If left untreated, these behaviors can result in such negative consequences as serious financial loss, legal difficulties, excessive weight gain, and social and relationship difficulties.
Medication and impulse control.
Recent research (Arch Neurology 2011) supports a link between the use of dopaminergic medications and problematic impulse-control behaviors in Parkinson’s disease. Dopaminergic medications are, of course, the primary treatment for Parkinson’s. Although all dopaminergic medicines have been linked to problems of impulse control, these problems are more frequent and more clearly associated with the use of dopaminergic agonists (17% of peopleon agonists v. 13% of PWP).
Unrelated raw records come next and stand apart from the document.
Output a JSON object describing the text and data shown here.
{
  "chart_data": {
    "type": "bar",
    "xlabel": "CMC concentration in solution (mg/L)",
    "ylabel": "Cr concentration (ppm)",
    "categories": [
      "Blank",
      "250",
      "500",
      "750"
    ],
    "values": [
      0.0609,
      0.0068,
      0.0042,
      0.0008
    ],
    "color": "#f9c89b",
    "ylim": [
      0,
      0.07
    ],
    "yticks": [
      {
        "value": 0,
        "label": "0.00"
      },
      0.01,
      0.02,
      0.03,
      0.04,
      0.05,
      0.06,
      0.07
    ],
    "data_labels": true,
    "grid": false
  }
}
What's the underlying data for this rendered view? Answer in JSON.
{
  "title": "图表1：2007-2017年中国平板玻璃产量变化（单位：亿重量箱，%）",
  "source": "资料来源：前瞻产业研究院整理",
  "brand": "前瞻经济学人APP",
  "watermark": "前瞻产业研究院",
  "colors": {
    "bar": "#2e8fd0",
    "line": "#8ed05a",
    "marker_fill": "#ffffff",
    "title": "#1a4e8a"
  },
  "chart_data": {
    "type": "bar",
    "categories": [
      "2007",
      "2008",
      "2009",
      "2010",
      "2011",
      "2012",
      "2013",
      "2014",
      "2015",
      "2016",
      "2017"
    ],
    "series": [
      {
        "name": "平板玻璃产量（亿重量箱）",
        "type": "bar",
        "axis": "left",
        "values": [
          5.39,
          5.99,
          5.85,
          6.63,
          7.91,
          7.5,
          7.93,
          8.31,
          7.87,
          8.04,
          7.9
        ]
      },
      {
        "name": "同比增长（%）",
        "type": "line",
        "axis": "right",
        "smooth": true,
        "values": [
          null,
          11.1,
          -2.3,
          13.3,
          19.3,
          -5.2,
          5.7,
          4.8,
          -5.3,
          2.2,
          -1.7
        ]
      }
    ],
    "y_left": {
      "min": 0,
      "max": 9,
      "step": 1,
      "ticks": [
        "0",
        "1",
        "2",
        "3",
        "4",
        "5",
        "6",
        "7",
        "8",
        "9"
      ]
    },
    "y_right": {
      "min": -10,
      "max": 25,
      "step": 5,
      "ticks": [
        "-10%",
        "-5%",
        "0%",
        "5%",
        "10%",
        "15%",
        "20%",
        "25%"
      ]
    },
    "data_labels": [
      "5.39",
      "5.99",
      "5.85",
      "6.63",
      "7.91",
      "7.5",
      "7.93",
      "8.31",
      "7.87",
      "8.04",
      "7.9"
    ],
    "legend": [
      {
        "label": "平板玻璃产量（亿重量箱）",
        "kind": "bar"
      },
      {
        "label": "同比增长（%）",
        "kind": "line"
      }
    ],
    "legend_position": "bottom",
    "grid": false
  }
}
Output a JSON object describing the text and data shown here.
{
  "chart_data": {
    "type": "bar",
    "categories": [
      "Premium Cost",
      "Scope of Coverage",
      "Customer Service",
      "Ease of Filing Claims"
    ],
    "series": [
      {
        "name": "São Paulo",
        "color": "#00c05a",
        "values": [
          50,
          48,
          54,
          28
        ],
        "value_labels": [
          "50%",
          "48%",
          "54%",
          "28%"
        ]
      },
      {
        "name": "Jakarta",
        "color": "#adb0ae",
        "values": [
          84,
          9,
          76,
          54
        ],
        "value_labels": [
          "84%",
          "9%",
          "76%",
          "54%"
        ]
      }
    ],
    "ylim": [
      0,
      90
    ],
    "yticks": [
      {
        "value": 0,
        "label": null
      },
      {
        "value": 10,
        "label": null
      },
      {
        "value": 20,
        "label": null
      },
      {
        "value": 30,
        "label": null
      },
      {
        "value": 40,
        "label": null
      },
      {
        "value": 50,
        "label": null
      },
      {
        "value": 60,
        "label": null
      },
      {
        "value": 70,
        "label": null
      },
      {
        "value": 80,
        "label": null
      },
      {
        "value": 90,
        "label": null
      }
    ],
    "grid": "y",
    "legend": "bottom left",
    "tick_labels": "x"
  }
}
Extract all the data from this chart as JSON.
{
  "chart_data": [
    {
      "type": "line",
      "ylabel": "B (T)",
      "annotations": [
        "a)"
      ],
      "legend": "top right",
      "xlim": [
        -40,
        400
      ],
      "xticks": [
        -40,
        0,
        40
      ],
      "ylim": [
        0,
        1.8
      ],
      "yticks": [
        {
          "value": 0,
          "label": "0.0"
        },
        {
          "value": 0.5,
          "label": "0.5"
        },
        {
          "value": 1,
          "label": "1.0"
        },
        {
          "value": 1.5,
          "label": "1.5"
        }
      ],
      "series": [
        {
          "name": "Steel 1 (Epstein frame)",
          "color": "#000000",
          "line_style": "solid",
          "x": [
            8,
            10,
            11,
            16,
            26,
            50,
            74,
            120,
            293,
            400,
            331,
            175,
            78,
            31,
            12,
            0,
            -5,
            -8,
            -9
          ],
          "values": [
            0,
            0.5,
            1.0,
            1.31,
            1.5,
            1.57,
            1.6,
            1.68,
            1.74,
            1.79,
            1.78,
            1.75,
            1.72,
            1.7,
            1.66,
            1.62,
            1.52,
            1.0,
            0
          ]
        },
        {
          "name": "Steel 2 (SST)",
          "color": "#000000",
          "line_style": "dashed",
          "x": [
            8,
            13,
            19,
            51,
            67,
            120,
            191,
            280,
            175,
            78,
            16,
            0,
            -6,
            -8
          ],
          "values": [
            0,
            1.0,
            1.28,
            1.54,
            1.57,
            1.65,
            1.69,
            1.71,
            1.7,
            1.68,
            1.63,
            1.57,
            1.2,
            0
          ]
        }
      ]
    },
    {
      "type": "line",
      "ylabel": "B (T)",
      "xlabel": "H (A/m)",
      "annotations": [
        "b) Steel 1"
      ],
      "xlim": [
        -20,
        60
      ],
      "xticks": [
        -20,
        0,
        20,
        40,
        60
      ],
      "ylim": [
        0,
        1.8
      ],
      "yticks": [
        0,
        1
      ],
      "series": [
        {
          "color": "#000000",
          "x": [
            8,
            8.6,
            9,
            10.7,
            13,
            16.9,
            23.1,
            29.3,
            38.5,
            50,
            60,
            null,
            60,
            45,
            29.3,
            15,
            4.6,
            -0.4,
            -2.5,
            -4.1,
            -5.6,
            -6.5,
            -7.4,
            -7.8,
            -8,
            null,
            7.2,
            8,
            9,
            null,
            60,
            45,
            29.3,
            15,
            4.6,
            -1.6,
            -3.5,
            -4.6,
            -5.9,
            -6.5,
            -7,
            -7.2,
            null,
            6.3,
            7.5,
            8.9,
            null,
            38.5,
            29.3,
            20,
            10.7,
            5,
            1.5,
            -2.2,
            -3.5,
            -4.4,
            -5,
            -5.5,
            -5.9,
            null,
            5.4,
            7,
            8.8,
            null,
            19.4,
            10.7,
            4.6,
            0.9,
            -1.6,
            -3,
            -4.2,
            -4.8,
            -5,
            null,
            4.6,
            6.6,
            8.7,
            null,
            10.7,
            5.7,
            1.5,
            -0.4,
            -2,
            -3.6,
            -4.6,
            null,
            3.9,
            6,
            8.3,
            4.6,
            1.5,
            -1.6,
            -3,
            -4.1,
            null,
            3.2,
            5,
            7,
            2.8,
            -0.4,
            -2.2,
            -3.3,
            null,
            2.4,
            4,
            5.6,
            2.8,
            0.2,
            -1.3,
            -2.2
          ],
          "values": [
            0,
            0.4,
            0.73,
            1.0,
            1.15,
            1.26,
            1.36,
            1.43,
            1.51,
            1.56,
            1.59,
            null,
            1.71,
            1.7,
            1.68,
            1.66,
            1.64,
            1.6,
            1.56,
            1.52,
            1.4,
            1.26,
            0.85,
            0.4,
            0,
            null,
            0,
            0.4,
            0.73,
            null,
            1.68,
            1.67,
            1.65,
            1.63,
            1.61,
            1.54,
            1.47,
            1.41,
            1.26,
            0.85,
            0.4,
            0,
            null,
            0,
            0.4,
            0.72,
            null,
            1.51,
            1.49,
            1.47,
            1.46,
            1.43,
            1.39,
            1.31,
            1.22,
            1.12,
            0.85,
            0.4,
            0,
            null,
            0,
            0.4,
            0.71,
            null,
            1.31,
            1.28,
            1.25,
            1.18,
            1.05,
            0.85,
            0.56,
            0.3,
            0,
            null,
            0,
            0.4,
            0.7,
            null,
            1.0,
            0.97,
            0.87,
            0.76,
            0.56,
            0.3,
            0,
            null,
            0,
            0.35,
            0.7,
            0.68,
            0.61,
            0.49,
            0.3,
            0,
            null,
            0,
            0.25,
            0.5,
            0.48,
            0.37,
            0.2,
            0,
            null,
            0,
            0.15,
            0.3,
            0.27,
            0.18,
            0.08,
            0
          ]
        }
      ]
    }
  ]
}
The most commonly prescribed dopaminergic agonists are ropinirole and pramipexole (Requip and Mirapex).
It is not known how common impulse-control problems are in Parkinson’s patients because behaviors are difficult to measure and may not be reported.
These medications stimulate dopaminergic pathways in the brain that both regulate behavior and are a part of our reward and pleasure systems. This suggests a physiological link between dopamine and reward or novelty seeking activities and addictive and compulsive behaviors.
It is not known how common impulse-control problems are in Parkinson’s patients because these behaviors are difficult to measure and may not be reported by patients. One study found that the lifetime occurrence of pathologic compulsions (including shopping, hyper-sexuality and gambling) was about 6 percent in the normal population, a rate that increased to almost 14 percent in Parkinson’s patients taking dopamine agonists.
Who’s at risk? There is no clear way to predict who will experience impulse-control problems associated with medications; these side effects are quite rare for those taking agonists.
However, risk may be greater in patients who are just beginning therapy or in those taking higher doses.
In addition, younger patients, individuals with depression, those with novelty- or risk-seeking inclinations, those with a family history of alcohol abuse or bipolar disorder, and men may be at higher risk for medication induced impulsivity-control problems.
And individuals with prior gambling behaviors (even recreational) are more likely to develop pathologic gambling with dopamine agonists.
What can you do? It can be difficult or embarrassing to admit to these types of behavioral changes.
Because of this, symptoms are likely underreported and may be more common than is realized.
First, it is important to notice changes in behavior that are unusual, out of character for you, lead to a sense of loss of control or interfere with your normal daily activities.
Second, recognize that these symptoms are not your fault and do not reflect a personal flaw. They are related to an alteration in your brain chemistry and may be corrected with an adjustment to your medication.
Third, those with a history of these behaviors may be at risk. It is important to tell your doctor if you’ve had these problems in the past.
Fourth, discuss any changes with your doctor. Do not stop taking your medication on your own without consulting your physician.
Fifth, enlist the help of others. Discuss what you are experiencing with your loved ones. If you require additional support or want to confide in someone outside your circle, talk to a therapist. Behavioral strategies may also be explored and implemented.
Finally, keep a list of your past and current medicine. Record the dose and any benefit or side effect experienced.
If you stopped a medicine, record the reasoning. This will help you and your doctor make the best medication choice for you in the years to come.